Mainland Chinese police said in a statement last week that Cheung,
Lui and colleague Lam Wing Kee were being investigated but would be
released on bail.
Two Hong Kong booksellers released from mainland Chinese custody after going missing went straight back to China after returning home to ask police to drop their missing persons cases, a Hong Kong newspaper reported.
The two, Cheung Chi Ping and Lui Por,
were among five Hong Kong booksellers who disappeared over the past six
months and re-surfaced in mainland Chinese police custody.
The five were from Causeway Bay Books, a shop that specializes in gossipy political books about Chinese leaders.
Many
people in Hong Kong believe the booksellers, who have appeared in a
series of confessions and interviews on Chinese television, were
abducted by mainland agents.
Their cases have raised concern in Hong Kong that Chinese authorities are overriding a "one country, two systems" formula protecting Hong Kong's freedoms since its return to mainland China from British rule in 1997.
Cheung
and Lui were released on separate days last week and travelled to Hong
Kong to ask police to drop their cases. Hong Kong's South China Morning
Post newspaper, citing unidentified sources, said both then crossed back
into mainland China on the same days.
A spokeswoman for the Hong Kong police declined to comment.
Telephone
calls seeking comment from the Hong Kong and Macau Affairs Office, the
Chinese government agency that oversees issues regarding the two former
European outposts, went unanswered.
China has
denied wrongdoing. Chinese Foreign Ministry spokesman Hong Lei, asked
about the case at a daily news briefing in Beijing, said he did not have
a "grasp" of the situation and declined further comment.

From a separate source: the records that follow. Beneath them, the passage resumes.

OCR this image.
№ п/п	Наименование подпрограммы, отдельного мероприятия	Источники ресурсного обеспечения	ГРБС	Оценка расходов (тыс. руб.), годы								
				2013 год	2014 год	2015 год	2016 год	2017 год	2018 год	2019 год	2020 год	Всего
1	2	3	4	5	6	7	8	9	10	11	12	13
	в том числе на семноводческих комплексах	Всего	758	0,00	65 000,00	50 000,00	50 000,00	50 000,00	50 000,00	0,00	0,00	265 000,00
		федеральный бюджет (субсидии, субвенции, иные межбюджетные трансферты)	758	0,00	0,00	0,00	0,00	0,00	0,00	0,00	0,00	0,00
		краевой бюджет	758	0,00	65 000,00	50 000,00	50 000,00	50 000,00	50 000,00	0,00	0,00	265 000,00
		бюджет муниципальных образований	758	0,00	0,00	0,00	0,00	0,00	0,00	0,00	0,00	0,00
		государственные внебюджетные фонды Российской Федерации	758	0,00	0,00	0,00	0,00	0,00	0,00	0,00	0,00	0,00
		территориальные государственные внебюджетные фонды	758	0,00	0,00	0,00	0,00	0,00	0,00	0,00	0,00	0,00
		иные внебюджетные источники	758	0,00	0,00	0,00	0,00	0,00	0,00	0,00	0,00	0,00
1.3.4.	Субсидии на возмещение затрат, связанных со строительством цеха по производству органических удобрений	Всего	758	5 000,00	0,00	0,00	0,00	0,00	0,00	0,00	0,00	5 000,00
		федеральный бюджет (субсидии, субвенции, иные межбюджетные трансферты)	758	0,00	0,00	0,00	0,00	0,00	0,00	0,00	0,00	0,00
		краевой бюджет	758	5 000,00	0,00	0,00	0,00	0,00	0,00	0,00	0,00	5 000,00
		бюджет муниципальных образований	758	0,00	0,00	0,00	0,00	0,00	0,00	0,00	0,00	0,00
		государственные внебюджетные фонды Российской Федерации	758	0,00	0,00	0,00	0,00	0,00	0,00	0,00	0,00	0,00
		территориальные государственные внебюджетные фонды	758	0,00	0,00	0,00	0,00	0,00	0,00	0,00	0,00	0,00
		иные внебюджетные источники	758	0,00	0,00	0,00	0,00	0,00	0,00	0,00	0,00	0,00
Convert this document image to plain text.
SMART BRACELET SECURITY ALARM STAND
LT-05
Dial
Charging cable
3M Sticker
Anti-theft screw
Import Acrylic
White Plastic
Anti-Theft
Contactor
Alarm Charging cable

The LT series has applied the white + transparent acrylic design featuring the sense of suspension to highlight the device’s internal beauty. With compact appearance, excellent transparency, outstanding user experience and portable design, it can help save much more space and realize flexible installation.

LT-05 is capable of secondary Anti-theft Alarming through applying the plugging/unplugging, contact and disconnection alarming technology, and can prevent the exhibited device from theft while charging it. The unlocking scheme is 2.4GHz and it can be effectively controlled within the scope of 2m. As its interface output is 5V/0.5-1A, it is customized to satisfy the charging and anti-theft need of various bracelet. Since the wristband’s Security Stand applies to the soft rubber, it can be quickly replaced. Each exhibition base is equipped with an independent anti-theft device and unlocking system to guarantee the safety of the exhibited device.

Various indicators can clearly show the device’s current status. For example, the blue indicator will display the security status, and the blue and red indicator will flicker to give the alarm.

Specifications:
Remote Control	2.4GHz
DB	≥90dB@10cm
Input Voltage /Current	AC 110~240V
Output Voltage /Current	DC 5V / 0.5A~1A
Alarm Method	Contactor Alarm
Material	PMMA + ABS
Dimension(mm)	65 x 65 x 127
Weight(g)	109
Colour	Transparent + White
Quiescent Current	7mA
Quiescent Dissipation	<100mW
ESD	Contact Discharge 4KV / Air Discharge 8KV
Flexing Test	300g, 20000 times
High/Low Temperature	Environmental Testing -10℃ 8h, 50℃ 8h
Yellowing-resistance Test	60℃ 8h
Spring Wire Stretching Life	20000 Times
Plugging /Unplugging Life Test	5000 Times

Lui did not answer his telephone and the other booksellers could not immediately be reached.
The
reported swift return of the two to mainland China after asking Hong
Kong police to drop their cases is likely to fuel speculation about
whether they are acting freely or not.
Mainland
Chinese police said in a statement last week that Cheung, Lui and
colleague Lam Wing Kee were being investigated but would be released on
bail.
It was not clear what would happen to their
two other colleagues, Gui Minhai, who is a Swedish national and went
missing while in Thailand, and Lee Bo, who is a British national and
went missing from Hong Kong.
The South China
Morning Post said Cheung had told immigration officers at the border
checkpoint that he was in a hurry. He declined to give police a formal
interview or to give an official statement, the newspaper said.
This
week, a series of at least 10 emails reviewed by Reuters showed that
Lee had expressed fears that Gui had been taken by Chinese agents for
"political reasons" before he, himself, went missing.